The CCM2 gene is MGC4607, or malcavernin. MGC4607 is a 10-exon gene located on chromosome 7p13 and encoding the CCM2 protein. Like CCM1, most CCM2 mutations result in premature termination of protein translation, again suggesting loss of function as the underlying genetic mechanism. The expression pattern of CCM2 is similar to that of CCM1, localizing to neurons, astrocytes, and the arterial endothelium. Although its function is not completely known, CCM2 has significant homology to OSM, a protein in rodents that is responsible for osmo- and mechanosensing of the extracellular matrix. In humans, at least in certain settings, CCM2 appears to play a role as a scaffolding protein, using p38 signaling to convey information about environmental stress.24 In addition, in vivo studies predict that CCM2 has a major angiogenic role because Ccm2 knockout mice, similar to the Ccm1 mutants, die during embryogenesis. In addition, approximately 10% of Ccm2 heterozygotes develop vascular lesions.25 In conditional Ccm2 mutants, cardiovascular pathology results when Ccm2 is inactivated in the endothelium but not when it is inactivated in either neural or smooth muscles cells,26 further supporting the hypothesis that CCM is primarily a disease of the endothelium. These studies suggest that CCM2 acts autonomously in the endothelium, potentially affecting cell junctions with subsequent effects on vessel formation and integrity.26

Finally, PDCD10 was identified as being the causative gene in CCM3 families.
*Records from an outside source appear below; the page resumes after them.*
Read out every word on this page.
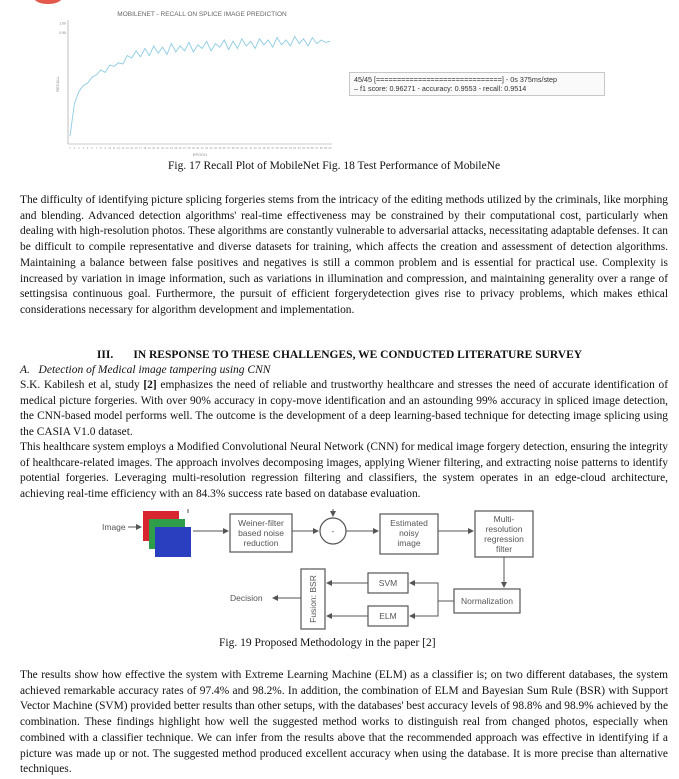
MOBILENET - RECALL ON SPLICE IMAGE PREDICTION
RECALL
EPOCH
1.00
0.95
1 2 3 4 5 6 7 8 9 10 11 12 13 14 15 16 17 18 19 20 21 22 23 24 25 26 27 28 29 30 31 32 33 34 35 36 37 38 39 40 41 42 43 44 45 46 47 48 49 50 51 52 53 54 55 56 57 58 59 60
45/45 [==============================] - 0s 375ms/step
– f1 score: 0.96271 - accuracy: 0.9553 - recall: 0.9514
Fig. 17 Recall Plot of MobileNet Fig. 18 Test Performance of MobileNe

The difficulty of identifying picture splicing forgeries stems from the intricacy of the editing methods utilized by the criminals, like morphing and blending. Advanced detection algorithms' real-time effectiveness may be constrained by their computational cost, particularly when dealing with high-resolution photos. These algorithms are constantly vulnerable to adversarial attacks, necessitating adaptable defenses. It can be difficult to compile representative and diverse datasets for training, which affects the creation and assessment of detection algorithms. Maintaining a balance between false positives and negatives is still a common problem and is essential for practical use. Complexity is increased by variation in image information, such as variations in illumination and compression, and maintaining generality over a range of settingsisa continuous goal. Furthermore, the pursuit of efficient forgerydetection gives rise to privacy problems, which makes ethical considerations necessary for algorithm development and implementation.

III. IN RESPONSE TO THESE CHALLENGES, WE CONDUCTED LITERATURE SURVEY
A. Detection of Medical image tampering using CNN

S.K. Kabilesh et al, study [2] emphasizes the need of reliable and trustworthy healthcare and stresses the need of accurate identification of medical picture forgeries. With over 90% accuracy in copy-move identification and an astounding 99% accuracy in spliced image detection, the CNN-based model performs well. The outcome is the development of a deep learning-based technique for detecting image splicing using the CASIA V1.0 dataset.

This healthcare system employs a Modified Convolutional Neural Network (CNN) for medical image forgery detection, ensuring the integrity of healthcare-related images. The approach involves decomposing images, applying Wiener filtering, and extracting noise patterns to identify potential forgeries. Leveraging multi-resolution regression filtering and classifiers, the system operates in an edge-cloud architecture, achieving real-time efficiency with an 84.3% success rate based on database evaluation.

Image	Weiner-filter
based noise
reduction
-
Estimated
noisy
image
Multi-
resolution
regression
filter
Normalization
SVM
ELM
Fusion: BSR
Decision
Fig. 19 Proposed Methodology in the paper [2]

The results show how effective the system with Extreme Learning Machine (ELM) as a classifier is; on two different databases, the system achieved remarkable accuracy rates of 97.4% and 98.2%. In addition, the combination of ELM and Bayesian Sum Rule (BSR) with Support Vector Machine (SVM) provided better results than other setups, with the databases' best accuracy levels of 98.8% and 98.9% achieved by the combination. These findings highlight how well the suggested method works to distinguish real from changed photos, especially when combined with a classifier technique. We can infer from the results above that the recommended approach was effective in identifying if a picture was made up or not. The suggested method produced excellent accuracy when using the database. It is more precise than alternative techniques.
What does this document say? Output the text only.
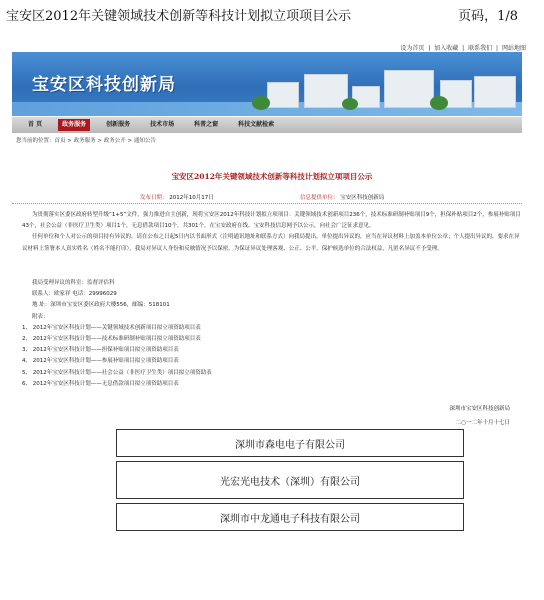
宝安区2012年关键领域技术创新等科技计划拟立项项目公示	页码，1/8
设为首页 | 加入收藏 | 联系我们 | 网站地图
宝安区科技创新局
首 页	政务服务	创新服务	技术市场	科普之窗	科技文献检索
您当前的位置：首页 > 政务服务 > 政务公开 > 通知公告
宝安区2012年关键领域技术创新等科技计划拟立项项目公示
发布日期： 2012年10月17日	信息提供单位： 宝安区科技创新局

为贯彻落实区委区政府转型升级“1+5”文件，强力推进自主创新，现将宝安区2012年科技计划拟立项项目：关键领域技术创新项目236个，技术标准研制补贴项目9个，担保补贴项目2个，参展补贴项目43个，社会公益（非医疗卫生类）项目1个，无息借款项目10个，共301个，在宝安政府在线、宝安科技信息网予以公示，向社会广泛征求意见。

任何单位和个人对公示的项目持有异议的，请在公布之日起5日内以书面形式（注明通讯地址和联系方式）向我局提出。单位提出异议的，应当在异议材料上加盖本单位公章；个人提出异议的，要求在异议材料上签署本人真实姓名（姓名不能打印），我局对异议人身份和反映情况予以保密。为保证异议处理客观、公正、公平，保护候选单位的合法权益，凡匿名异议不予受理。

我局受理异议的科室：监督评估科

联系人：欧家祥 电话：29996029

地 址：深圳市宝安区委区政府大楼556，邮编：518101

附表：

1、 2012年宝安区科技计划——关键领域技术创新项目拟立项资助项目表

2、 2012年宝安区科技计划——技术标准研制补贴项目拟立项资助项目表

3、 2012年宝安区科技计划——担保补贴项目拟立项资助项目表

4、 2012年宝安区科技计划——参展补贴项目拟立项资助项目表

5、 2012年宝安区科技计划——社会公益（非医疗卫生类）项目拟立项资助表

6、 2012年宝安区科技计划——无息借款项目拟立项资助项目表

深圳市宝安区科技创新局
二○一二年十月十七日
深圳市森电电子有限公司
光宏光电技术（深圳）有限公司
深圳市中龙通电子科技有限公司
This seven-exon gene is located on 3q26 and encodes a 212 amino acid protein. Similar to CCM1 and CCM2, all variants in CCM3 identified to date are nonsense mutations. Interestingly, the expression pattern of CCM3 parallels that of CCM1 and CCM2, being present in the arterial endothelium as well as in neurons and astrocytes.27 In vitro studies of CCM3 suggest that it is pro-apoptotic.28 Recent in vivo studies using zebrafish show that CCM3 plays a role in vascular development, as CCM3 knockout animals developed the same cardiovascular dilations seen in CCM1 and CCM2 knockout animals.29

The identification of the three CCM genes and the elucidation of the function of their encoded proteins have provided unprecedented insight into CCM pathophysiology and has begun to define the molecular pathways underlying these lesions. Further mechanistic insight into CCM signaling will have significant implications for CCM patients, potentially leading to new medical treatment algorithms in the future.